免疫分析是最常用于评价固定化抗体状态的方法,因为它代表了固定抗体的实际应用。无论是传统的ELISA还是磁微粒化学发光免疫分析,都要求固定的抗体具有正确的取向、天然的构象以及在固相表面上足够的密度。而通过免疫分析作为一种间接的功能性分析方法,只能根据测定结果对抗体的状态和取向进行推断,因此研究人员发展了其他独立的补充分析方法对固定化的抗体进行表征。

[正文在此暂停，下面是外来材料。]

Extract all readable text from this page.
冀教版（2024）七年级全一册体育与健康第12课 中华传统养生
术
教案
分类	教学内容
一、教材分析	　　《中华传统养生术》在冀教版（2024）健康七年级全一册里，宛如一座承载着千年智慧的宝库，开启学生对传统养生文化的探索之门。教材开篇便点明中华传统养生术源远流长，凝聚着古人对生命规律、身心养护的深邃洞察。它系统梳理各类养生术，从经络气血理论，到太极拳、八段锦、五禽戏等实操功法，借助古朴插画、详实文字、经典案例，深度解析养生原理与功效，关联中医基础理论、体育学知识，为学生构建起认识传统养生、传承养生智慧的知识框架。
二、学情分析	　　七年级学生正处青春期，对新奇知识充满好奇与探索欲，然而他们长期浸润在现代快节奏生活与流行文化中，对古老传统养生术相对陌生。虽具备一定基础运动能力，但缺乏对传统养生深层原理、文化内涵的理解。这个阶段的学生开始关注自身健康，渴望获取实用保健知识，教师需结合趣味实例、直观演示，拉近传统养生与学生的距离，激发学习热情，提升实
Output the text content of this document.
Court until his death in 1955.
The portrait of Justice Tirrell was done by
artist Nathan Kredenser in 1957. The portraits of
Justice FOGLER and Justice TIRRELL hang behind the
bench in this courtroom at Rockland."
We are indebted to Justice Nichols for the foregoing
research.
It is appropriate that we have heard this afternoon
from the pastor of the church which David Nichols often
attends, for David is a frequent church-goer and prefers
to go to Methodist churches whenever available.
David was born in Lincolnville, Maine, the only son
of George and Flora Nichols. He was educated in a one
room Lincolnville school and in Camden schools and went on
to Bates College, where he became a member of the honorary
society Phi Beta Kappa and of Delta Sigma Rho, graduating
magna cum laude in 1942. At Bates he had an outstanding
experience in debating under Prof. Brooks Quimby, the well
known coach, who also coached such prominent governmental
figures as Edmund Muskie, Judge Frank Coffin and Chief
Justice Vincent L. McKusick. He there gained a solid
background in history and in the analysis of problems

这些分析手段有X射线光电子能谱(X-ray photoelectron spectroscopy,XPS)、椭圆偏振光谱(spectroscopic ellipsometry,SE)、双偏振干涉分子相互作用(dual polarization interferometry,DPI)、SPR、NR、AFM、石英晶体微天平(quartz crystal microbalance,QCM)、飞行时间二次离子质谱(time-of-flight secondary-ion mass spectrometry,ToF-SIMS)等(表1)。大部分分析手段都只针对固定蛋白质的密度进行定量,而能对抗体的取向进行探测的手段则很有限^[4]。

表1 应用于抗体偶联与固相表面的分析技术

Table 1 Application of surface analysis techniques for immobilized antibody

技术方法	输入	输出	信息	应用
XPS^[60,61]	单色X射线	光电子	元素和化学成分	定量载体表面抗体的密度
SE^[62,63]	椭圆偏振光	光的相位和强度的变化	厚度、折射率、表面粗糙度	模式化分析、推断抗体形态
DPI^[64,65]	激光	衰逝波的变化	质量、膜厚度、折射率、密度	通过质量和膜厚度推断抗体形态
SPR^[66,67]	多角度单色激光	反射光和吸收光的变化	折射率、膜厚度	通过抗体和抗原的光吸收特性推断其形态
NR^[68,69]	中子束	中子束反射后角度和波长的变化	折射率、膜厚度、表面粗糙度	模式化分析、推断抗体形态
AFM^{[70,71,72,73]}	反馈驱动悬臂式纳米尖端	抗体在载体表面的高度、表面张力	表面粗糙度、相位信息、图像	精确定位高于载体表面14nm的抗体
QCM^[74,75]	微量天平的共振频率	频率和振幅的变化	质量吸收系数、生物亲和性	通过压电石英晶体对抗体的吸收性和质量推断抗体形态
ToF-SIMS^[76,77]	电离金属簇,“一级离子”	电离片段,“二级离子”	元素半定量、化学成分、分子质量	分辨F(ab')₂和Fc片段氨基酸的种类及数量

2 展望

抗体的固定在免疫分析的应用中具有关键作用。在固定过程中最大程度保留抗体的活性、使抗体在固相表面有正确的空间取向和合理的空间密度是抗体固定化方法需要达到的目标。由于每一种抗体Fab区域序列和物理化学性质都有很强的变异性,固相表面自身的性质也由于材料的不同而不同,因此很难针对找到一种定向固定抗体的通用方法,但作为固定方法本身需要具有以下特点:(1)反应条件温和,不破坏抗体的天然构象;(2)固定的抗体需要具有尽可能一致的空间取向,使抗原结合位点尽量远离固相表面;(3)固定化工艺的重复性好,利于放大。随着基因工程抗体技术研究的不断深入,使得重组抗体的某一特定氨基酸位点的定向突变成为可能,因此基于特异性位点的定向偶联技术则可能是未来抗体固定技术的一个发展方向。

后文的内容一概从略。